Parmi les groupes de population les plus spécialement à risque, l’OMS cite :
- Les femmes enceintes semi-immunisées, infectées par le VIH dans les zones de transmission stable, ont un risque augmenté de contracter le paludisme durant toute leur grossesse. En cas d’infection palustre du placenta, ces femmes ont aussi un risque plus élevé de transmettre l’infection à VIH à leurs nouveau-nés ;
- Les personnes vivant avec le VIH/sida ont un risque accru de développer un paludisme clinique lorsqu’elles sont infectées.

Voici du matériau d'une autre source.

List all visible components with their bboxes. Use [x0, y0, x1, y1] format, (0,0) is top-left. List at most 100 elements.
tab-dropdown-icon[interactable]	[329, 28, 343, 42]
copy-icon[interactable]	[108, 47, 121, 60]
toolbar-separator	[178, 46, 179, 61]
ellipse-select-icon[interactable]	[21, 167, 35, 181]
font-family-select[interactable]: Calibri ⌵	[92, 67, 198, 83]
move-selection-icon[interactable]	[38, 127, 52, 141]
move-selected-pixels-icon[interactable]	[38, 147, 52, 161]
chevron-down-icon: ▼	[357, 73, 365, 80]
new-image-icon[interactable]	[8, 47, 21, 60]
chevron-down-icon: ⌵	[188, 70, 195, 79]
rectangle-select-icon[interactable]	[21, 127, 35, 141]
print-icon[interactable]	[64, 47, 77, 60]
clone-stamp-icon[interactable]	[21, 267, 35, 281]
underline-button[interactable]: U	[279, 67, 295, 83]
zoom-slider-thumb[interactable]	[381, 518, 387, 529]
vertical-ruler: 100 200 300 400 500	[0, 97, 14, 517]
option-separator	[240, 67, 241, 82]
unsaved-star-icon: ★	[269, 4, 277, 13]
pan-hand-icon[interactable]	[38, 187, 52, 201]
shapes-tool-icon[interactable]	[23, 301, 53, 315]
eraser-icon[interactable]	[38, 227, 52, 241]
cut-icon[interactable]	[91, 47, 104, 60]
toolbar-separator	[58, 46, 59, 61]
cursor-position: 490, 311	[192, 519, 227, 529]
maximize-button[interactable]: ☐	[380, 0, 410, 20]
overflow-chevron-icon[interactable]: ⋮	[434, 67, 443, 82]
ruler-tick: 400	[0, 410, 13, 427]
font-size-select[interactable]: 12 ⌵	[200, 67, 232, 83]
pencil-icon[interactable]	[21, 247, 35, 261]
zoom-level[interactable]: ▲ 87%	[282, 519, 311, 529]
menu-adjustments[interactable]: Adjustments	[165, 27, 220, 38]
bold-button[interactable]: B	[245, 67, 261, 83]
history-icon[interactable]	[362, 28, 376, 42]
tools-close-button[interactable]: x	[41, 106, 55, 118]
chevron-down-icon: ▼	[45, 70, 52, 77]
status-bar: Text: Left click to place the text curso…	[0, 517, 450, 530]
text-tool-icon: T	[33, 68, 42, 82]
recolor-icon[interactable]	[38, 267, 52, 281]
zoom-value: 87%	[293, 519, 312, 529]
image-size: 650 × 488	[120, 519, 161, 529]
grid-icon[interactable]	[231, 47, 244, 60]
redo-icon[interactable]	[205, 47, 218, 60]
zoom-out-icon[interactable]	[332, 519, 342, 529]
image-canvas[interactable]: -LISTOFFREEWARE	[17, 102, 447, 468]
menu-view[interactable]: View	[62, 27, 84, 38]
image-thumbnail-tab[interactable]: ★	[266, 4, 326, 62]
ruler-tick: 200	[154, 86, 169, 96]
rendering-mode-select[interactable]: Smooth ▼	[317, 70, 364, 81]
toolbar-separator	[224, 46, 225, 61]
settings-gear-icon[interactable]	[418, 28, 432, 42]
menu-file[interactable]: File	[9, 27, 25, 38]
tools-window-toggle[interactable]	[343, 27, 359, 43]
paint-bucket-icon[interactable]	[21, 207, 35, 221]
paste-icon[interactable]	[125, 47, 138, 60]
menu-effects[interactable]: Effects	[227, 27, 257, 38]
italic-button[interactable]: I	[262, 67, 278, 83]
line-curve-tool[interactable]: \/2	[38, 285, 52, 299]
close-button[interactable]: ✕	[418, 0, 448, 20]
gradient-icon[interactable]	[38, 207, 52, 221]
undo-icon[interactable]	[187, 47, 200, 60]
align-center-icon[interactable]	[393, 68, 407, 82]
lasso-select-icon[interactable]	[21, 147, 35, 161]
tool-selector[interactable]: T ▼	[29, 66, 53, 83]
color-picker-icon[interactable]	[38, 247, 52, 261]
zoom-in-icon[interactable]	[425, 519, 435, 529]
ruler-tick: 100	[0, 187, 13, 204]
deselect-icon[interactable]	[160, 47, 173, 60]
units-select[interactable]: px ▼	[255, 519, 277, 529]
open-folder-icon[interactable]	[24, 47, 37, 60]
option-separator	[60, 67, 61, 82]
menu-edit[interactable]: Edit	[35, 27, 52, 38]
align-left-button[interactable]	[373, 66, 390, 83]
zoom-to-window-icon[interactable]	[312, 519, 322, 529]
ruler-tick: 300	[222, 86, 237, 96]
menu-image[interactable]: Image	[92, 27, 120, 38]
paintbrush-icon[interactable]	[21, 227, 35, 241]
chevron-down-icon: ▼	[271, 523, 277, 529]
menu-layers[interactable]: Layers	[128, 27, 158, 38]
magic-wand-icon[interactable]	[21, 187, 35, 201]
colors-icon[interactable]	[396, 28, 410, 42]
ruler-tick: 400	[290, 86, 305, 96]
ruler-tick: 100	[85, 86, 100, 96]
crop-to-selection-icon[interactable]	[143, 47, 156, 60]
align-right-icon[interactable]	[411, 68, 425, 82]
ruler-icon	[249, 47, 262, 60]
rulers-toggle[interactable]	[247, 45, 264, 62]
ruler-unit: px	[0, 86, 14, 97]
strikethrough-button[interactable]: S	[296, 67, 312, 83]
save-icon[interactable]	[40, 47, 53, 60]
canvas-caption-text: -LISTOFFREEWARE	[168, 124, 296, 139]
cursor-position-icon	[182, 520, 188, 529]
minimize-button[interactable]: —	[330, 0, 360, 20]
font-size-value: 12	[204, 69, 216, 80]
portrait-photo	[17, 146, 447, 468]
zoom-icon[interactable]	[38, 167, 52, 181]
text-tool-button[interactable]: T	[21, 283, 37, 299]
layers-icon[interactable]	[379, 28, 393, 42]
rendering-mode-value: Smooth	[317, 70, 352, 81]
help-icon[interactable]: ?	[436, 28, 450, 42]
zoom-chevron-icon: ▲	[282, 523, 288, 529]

Etant donné la forte prévalence de l’infection à VIH et du paludisme, l’existence d’une augmentation même modérée du risque de transmission, voire de progression de l’infection par le VIH, a de graves conséquences en termes de santé publique. Une optimisation de la prise en charge du paludisme et de l’infection VIH dans les régions où les deux infections coexistent représente donc un enjeu de santé internationale. Les mesures de prévention du paludisme sont d’une importance capitale et cette nouvelle stratégie vaccinale est donc porteuse d’espoir.


Source :
- Le journal du CNRS : « Une nouvelle stratégie vaccinale contre le paludisme a été développée » N° 252-253, janvier-février2011
-  Engineering the chloroplast targeted malarial vaccine antigens in Chlamydomonas starch granules.
Dauvillée D, Delhaye S, Gruyer S, Slomianny C, Moretz SE, d’Hulst C, Long CA, Ball SG, Tomavo S.
PLoS One, 2010 Dec 15 ; 5(12):e15424.
-  Institut Pasteur de Lille  : Centre d’Infection et d’Immunité de Lille
-  Femmesetsida  : Paludisme et réplication du VIH

Pour en savoir plus :
-  CNRS  : Animal ou végétal ? Le génome d’une algue modèle livre ses secrets
-  OMS  : Paludisme _



[1] Il existe quatre types de paludisme humain, en fonction de l’agent infectieux incriminé :
- Plasmodium falciparum ;
- Plasmodium vivax ;
- Plasmodium malariae ;
- Plasmodium ovale.
Les Plasmodium falciparum et Plasmodium vivax sont les plus répandus. Le Plasmodium falciparum est le plus mortel.